79_Transonic Flow

In this post, we will perform a CFD simulation of three-dimensional transonic turbulence.

Transonic refers to speeds that exceed the speed of sound, meaning velocities between Mach 0.8 and 1.2.

 

First, the geometry to be used in the analysis is as follows.

 

ref : courses.ansys.com

 

The description of geometry creation and meshing will be omitted.

 

In the setup stage, select double precision in the launcher settings. Single precision, while less precise, uses approximately half the amount of memory and reduces the size of the generated files, which in turn speeds up the simulation of file processing. More specifically, double precision offers about 16 significant digits and can represent numbers up to 1.8e+308 with a 64-bit value.

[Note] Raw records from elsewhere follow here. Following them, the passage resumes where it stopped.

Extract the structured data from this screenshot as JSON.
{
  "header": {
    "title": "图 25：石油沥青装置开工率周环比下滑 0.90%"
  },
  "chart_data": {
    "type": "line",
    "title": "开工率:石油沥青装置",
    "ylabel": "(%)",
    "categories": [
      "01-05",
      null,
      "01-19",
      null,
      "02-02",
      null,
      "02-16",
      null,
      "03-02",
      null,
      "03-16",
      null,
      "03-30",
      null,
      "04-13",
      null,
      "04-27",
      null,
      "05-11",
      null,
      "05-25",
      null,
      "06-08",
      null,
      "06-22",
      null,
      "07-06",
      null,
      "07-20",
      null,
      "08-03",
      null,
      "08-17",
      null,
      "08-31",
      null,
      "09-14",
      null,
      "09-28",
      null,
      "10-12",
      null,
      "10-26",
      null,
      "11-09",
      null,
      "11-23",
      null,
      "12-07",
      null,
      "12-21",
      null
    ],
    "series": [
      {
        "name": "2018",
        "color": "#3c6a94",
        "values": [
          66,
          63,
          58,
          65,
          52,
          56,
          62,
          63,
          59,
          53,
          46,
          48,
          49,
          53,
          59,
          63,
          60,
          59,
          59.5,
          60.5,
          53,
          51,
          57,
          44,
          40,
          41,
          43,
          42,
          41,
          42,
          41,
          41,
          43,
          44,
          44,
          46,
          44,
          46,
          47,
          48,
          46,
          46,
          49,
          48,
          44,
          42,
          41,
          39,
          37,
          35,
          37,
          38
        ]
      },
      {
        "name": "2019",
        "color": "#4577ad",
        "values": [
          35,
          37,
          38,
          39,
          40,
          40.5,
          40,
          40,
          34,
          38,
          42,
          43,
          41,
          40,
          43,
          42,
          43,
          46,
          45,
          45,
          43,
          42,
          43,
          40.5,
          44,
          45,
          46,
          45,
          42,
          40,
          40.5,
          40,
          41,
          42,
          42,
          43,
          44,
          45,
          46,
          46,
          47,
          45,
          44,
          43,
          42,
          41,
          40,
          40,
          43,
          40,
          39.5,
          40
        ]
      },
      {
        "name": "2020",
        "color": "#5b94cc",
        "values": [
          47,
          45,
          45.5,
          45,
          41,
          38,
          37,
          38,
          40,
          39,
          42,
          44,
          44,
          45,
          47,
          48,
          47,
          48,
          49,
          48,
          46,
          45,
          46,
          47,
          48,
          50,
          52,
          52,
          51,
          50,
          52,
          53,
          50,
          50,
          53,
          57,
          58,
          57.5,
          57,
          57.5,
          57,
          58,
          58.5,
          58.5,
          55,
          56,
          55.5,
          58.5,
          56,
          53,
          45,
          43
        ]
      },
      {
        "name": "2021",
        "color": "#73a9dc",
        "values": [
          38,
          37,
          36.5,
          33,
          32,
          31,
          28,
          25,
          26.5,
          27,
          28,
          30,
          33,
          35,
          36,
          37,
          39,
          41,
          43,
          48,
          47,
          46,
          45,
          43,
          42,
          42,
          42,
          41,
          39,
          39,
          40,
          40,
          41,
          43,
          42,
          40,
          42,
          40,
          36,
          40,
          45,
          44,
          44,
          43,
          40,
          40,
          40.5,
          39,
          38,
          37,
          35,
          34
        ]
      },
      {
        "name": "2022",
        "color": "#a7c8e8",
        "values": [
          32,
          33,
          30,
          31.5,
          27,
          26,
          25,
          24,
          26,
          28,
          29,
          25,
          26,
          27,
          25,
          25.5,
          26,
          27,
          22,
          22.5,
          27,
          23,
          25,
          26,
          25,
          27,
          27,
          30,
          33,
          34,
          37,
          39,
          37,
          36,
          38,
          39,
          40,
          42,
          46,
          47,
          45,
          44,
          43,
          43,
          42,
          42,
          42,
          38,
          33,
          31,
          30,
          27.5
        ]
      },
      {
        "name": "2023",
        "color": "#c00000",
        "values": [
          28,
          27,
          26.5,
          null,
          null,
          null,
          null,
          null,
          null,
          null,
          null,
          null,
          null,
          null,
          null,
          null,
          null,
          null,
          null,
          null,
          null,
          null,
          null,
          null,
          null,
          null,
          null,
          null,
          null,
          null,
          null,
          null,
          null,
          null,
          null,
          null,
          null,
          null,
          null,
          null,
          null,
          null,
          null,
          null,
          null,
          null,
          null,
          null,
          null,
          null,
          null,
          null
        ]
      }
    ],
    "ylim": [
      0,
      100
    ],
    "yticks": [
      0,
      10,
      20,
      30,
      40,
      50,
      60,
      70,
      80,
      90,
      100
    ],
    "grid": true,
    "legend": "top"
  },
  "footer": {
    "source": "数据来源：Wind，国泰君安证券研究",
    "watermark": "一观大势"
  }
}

Therefore, double precision is advantageous for precise analyses, but single precision is preferable for faster analysis speeds or file generation.

 

 

In the model settings, set energy to on, and use the Spalart-Allmaras for the viscous model. The Spalart-Allmaras is a one-equation turbulence model developed in 1992. The variable of its transport equation is the turbulent viscosity. It is widely used because it can accurately predict values for two-dimensional mixing layers, boundary layers, and wake flows.

 

For the solution method, select the coupled scheme and leave the rest as default settings. Additionally, check pseudo transient and high order term relaxation to stabilize the solution for steady-state and provide faster convergence.

 

The numerical solution is as follows. It pertains to the drag force on the left wing.

 

 

Additionally, not only through graphs, but precise numerical values can also be observed from the consol window.

 

 

 

In CDF-post, the Pressure coefficient contour can be checked, and it is as follows.

 

 

Additionally, contouring the Mach number applied to the wing yields the following.

 

 

The velocity vector at the rear of the wing can be observed.

 

 

The videos provided by Ansys are very specific and detailed in explaining CFD simulations, but there is still much to learn about the theoretical aspects, and more understanding is needed. I believe that more practice will be necessary to freely simulate the tasks I want to accomplish.